Slow down or else!

Yesterday, I spent 3 hours at an online ‘speed awareness course’ to avoid police prosecution, a further fine (having already forked out £97 to take the course), 3 points on my squeaky clean licence, and a resultant car insurance premium hike. My offence was driving at 24 miles an hour in a 20 mph zone on Finchley Road, which is virtually a dual carriageway and main artery to the North.

Today, my neighbour, who has also recently been convicted for a similar misdemeanour, sent me a link to a BBC news feature entitled “London is world’s slowest city for drivers, study finds”.

Having now been reminded of national speed limits on urban and rural roads, it appears that London and Wales are the only places in the entire country to impose 20mph speed limits. I am now convinced that this is a money making exercise introduced by Sadiq Khan as a method to recoup the £740 million TFL losses during the pandemic, because no one was going anywhere, for months. Tube fair hikes are now imminent for the same purpose. I wonder though how much has been spent on replacing all the repeater signs and painting new 20mph limits on all the roads whilst pot holes are wreaking havoc because there is no money to repair them.

Virtually everyone I have spoken to has been done for speeding over 20mph, and has opted to fork out £100 for ‘naughty school’, or have 3 points whacked onto their licence which will remain on their record for 4 years or more. It is now becoming a rarity to meet someone who has not been done for marginally exceeding this newly imposed speed limit in London.

Our course instructor informed participants that cyclists feel safer with slower limits on urban roads. We also learned that a whopping 70% of pedestrian injuries take place on urban roads. So it does absolutely make sense to reduce single lane speed limits in residential areas, close to shops, and outside schools, as a measure to lower this casualty rate.

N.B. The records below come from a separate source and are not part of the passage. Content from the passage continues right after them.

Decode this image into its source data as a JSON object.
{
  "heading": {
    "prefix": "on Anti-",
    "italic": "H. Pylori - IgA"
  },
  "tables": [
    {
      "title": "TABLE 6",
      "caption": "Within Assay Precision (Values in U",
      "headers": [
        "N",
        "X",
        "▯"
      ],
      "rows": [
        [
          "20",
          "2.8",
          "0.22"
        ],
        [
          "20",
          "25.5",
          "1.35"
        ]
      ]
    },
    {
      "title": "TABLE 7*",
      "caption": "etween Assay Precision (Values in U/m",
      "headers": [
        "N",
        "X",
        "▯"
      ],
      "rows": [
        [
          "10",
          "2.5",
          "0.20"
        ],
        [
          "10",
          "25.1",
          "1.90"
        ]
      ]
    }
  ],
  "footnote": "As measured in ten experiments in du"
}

We know too, that anyone cycling instead of driving in London is helping the environment by reducing emissions, and cycle lanes are springing up like mushrooms to help them to do so. I get it – but I don’t get why a busy gateway road to the North needs a snail’s pace limit – it’s nonsense.

The concluding ‘naughty school’ module asked us to demonstrate a long term plan to prevent ourselves speeding in the future. Not least because you cannot attend a course again within 3 years of the last. All present cited the things that most of us are already doing, such as using apps to calculate how long it will take us to get anywhere and allow enough time so we don’t rush – blah effing blah. Perhaps, if our modes of public transport were more reliable, we would be more inclined to ditch our cars.

I am now obsessed with remaining within the limit, and drive like an old lady on a mobility scooter staring at my speedometer. I will probably cause an accident for doing so.

Those ignoring the limits are tailgating those who don’t, causing road rage induced gesticulations, swearing matches, and accidents. Because people are now forced to drive so slowly, I have noticed more culprits pulling out of hidden junctions without stopping, ignoring oncoming traffic, because they judge (wrongly) that you will be able to stop in time to avoid crashing into them.

We are now all deemed to be naughty children in an increasingly nanny state. This scheme surely needs sensible revision so that main road traffic flows smoothly. I suspect too, that the congestion in busier roads is actually contributing to worse emissions from idling engines which make ‘London the slowest city in the world for drivers’, apparently.